Seguramente muchos de nosotros solemos rezar la liturgia de las Horas, o al menos, cuando oímos estas palabras, sabemos de lo que se trata. Las grandes celebraciones litúrgicas se denominan solemnidad y estos días constan de algunas características propias, por ejemplo, son precedidas el día anterior por las primeras vísperas. Es allí donde en la primera antífona aparece sintetizada la esencia de este día dedicado a honrar a santa María Madre de Dios.

La antífona a la que me refiero dice: “Qué admirable intercambio! El Creador del Género humano, tomando cuerpo y alma, nace de una Virgen y, hecho hombre sin concurso de varón, nos hace participar de su divinidad”. El creador por quién y para quien se hizo todo, para restaurar su obra, se abaja, desciende hacia el mundo creado por él y se hace uno de tantos, asume nuestra frágil condición humana; crece, aprende, juega, trabaja, sufre.
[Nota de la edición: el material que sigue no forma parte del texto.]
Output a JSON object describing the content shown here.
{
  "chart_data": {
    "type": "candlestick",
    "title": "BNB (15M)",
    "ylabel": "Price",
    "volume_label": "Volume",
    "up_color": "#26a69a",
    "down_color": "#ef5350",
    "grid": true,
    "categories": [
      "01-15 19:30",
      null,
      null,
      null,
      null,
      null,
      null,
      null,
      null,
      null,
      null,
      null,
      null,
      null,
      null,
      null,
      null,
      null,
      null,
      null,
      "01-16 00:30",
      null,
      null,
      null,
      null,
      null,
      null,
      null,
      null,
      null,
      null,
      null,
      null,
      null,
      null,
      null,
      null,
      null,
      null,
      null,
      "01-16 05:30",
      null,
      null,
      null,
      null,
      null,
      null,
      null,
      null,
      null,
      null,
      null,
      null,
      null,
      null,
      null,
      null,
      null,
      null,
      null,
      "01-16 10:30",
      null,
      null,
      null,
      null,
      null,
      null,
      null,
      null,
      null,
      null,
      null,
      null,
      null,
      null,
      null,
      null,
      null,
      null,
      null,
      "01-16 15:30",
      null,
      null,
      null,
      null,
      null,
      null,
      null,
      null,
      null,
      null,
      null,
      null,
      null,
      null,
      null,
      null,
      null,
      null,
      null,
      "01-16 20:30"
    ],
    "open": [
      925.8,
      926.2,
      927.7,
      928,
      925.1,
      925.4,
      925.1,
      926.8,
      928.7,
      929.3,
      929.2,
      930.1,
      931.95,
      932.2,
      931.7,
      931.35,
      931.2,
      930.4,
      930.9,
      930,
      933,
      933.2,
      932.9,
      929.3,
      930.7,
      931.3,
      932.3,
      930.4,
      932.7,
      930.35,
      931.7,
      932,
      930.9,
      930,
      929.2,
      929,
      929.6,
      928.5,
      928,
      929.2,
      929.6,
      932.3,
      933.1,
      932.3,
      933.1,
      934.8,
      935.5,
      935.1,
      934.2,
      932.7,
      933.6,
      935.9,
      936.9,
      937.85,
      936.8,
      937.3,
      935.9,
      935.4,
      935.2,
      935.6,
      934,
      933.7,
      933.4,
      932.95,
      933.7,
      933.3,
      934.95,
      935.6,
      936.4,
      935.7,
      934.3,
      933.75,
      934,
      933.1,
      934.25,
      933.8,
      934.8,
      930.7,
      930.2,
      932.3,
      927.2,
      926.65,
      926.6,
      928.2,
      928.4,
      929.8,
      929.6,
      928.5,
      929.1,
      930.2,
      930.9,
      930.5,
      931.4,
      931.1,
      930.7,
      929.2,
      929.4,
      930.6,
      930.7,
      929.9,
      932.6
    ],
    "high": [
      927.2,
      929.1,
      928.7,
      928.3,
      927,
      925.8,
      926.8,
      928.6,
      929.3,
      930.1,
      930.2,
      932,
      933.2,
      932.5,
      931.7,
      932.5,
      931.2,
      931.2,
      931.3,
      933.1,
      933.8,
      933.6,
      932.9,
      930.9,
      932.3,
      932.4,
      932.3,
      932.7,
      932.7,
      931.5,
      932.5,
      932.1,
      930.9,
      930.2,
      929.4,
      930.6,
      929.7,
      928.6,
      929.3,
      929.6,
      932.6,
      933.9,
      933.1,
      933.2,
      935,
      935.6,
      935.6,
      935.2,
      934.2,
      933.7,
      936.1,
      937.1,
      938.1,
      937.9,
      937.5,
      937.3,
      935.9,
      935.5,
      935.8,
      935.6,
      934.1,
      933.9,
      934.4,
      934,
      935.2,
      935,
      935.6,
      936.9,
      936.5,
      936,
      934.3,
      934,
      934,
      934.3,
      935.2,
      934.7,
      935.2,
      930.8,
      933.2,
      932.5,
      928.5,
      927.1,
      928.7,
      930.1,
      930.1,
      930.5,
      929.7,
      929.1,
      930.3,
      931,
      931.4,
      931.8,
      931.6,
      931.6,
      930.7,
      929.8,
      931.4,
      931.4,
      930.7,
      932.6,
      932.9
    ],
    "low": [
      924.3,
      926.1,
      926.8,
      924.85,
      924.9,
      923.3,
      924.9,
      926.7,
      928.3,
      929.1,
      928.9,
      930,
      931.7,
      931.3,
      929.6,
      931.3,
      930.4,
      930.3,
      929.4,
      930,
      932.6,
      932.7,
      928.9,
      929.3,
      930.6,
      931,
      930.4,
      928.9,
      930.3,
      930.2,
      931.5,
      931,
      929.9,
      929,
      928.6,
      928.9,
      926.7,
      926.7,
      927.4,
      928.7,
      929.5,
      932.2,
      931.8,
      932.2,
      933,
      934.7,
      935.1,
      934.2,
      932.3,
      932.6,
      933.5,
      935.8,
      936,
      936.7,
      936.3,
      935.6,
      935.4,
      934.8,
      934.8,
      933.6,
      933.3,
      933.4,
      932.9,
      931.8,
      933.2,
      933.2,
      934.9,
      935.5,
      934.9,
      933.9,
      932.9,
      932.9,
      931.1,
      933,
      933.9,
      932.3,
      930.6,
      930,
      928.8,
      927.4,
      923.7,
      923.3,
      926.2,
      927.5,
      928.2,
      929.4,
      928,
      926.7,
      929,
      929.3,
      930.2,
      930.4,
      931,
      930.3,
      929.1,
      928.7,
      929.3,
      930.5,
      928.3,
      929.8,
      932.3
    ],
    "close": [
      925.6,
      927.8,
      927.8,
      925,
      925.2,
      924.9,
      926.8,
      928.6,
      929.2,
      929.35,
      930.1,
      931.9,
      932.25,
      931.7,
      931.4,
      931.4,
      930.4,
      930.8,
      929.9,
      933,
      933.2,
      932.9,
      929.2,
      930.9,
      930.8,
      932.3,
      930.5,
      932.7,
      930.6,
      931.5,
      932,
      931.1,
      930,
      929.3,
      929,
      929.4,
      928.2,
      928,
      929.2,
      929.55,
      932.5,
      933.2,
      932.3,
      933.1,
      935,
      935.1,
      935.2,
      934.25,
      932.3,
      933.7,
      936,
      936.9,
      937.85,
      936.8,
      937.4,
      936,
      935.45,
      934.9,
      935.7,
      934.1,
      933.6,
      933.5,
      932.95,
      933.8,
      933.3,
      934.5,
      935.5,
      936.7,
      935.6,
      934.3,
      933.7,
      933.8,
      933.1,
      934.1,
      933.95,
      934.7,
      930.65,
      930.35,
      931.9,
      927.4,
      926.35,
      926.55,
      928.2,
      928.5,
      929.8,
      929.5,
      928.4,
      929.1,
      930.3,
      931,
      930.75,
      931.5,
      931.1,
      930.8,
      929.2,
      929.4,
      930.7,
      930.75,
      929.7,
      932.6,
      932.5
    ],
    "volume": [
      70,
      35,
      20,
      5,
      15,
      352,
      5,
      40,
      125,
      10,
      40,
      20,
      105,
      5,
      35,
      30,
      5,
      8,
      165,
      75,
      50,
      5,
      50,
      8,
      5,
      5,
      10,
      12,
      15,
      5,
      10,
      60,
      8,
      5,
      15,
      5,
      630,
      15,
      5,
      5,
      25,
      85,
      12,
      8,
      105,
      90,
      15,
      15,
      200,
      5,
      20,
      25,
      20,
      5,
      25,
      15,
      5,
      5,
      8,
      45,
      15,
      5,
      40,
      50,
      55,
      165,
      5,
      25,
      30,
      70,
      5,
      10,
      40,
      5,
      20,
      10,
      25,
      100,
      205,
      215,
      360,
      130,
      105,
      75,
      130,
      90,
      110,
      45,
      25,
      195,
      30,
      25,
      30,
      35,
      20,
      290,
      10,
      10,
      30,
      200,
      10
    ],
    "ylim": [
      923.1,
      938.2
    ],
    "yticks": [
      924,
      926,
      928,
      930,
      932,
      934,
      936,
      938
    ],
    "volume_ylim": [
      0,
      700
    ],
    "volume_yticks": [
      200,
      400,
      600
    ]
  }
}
Y como es la misericordia en persona, es capaz de tendernos la mano y atraer cada una de nuestras vidas hacia él, no porque con esto ganará algo, sino para que nosotros seamos capaces de acoger su misericordia y con él, llegar a ser felices.

Todo esto se pudo realizar en la historia gracias a la Virgen María, la Santa Madre de Dios, la que se fio de la Palabra de Dios. Fue su confianza en la que permitió a Dios hacer maravillas en su Persona; en ella el Verbo pudo tomar la condición humana para que por él, con él y en él volviéramos a ser amigos de Dios.

Hoy en medio de un mundo tan insatisfecho, lleno de agresión, falto de valores y de sentido, hambriento de amor; Dios sigue necesitando de hombres y mujeres, de nuevos y nuevas “Marías”; es decir, de personas capaces de confiar en el proyecto que Dios tiene para cada uno y de dejarle hacer.

Leemos en el Evangelio de Juan: “el que me ama guardará mi palabra y vendremos a él y en él haremos morada”. El Verbo sigue queriéndose encarnar en la vida de cada ser humano. Quiere hacer de nuestra alma su morada, y que nos transformemos en fuente de salvación para nuestros hermanos.

¡Qué hoy se realice en nosotros ese admirable intercambio, que él penetre el fondo de nuestros corazones, restaure lo que encuentre desfigurado y herido y transforme nuestro barro para hacerlo capaz de participar más plenamente de la belleza de la divinidad! Solo así podremos cambiar nuestro mundo, dejando primero que él cambie nuestro corazón.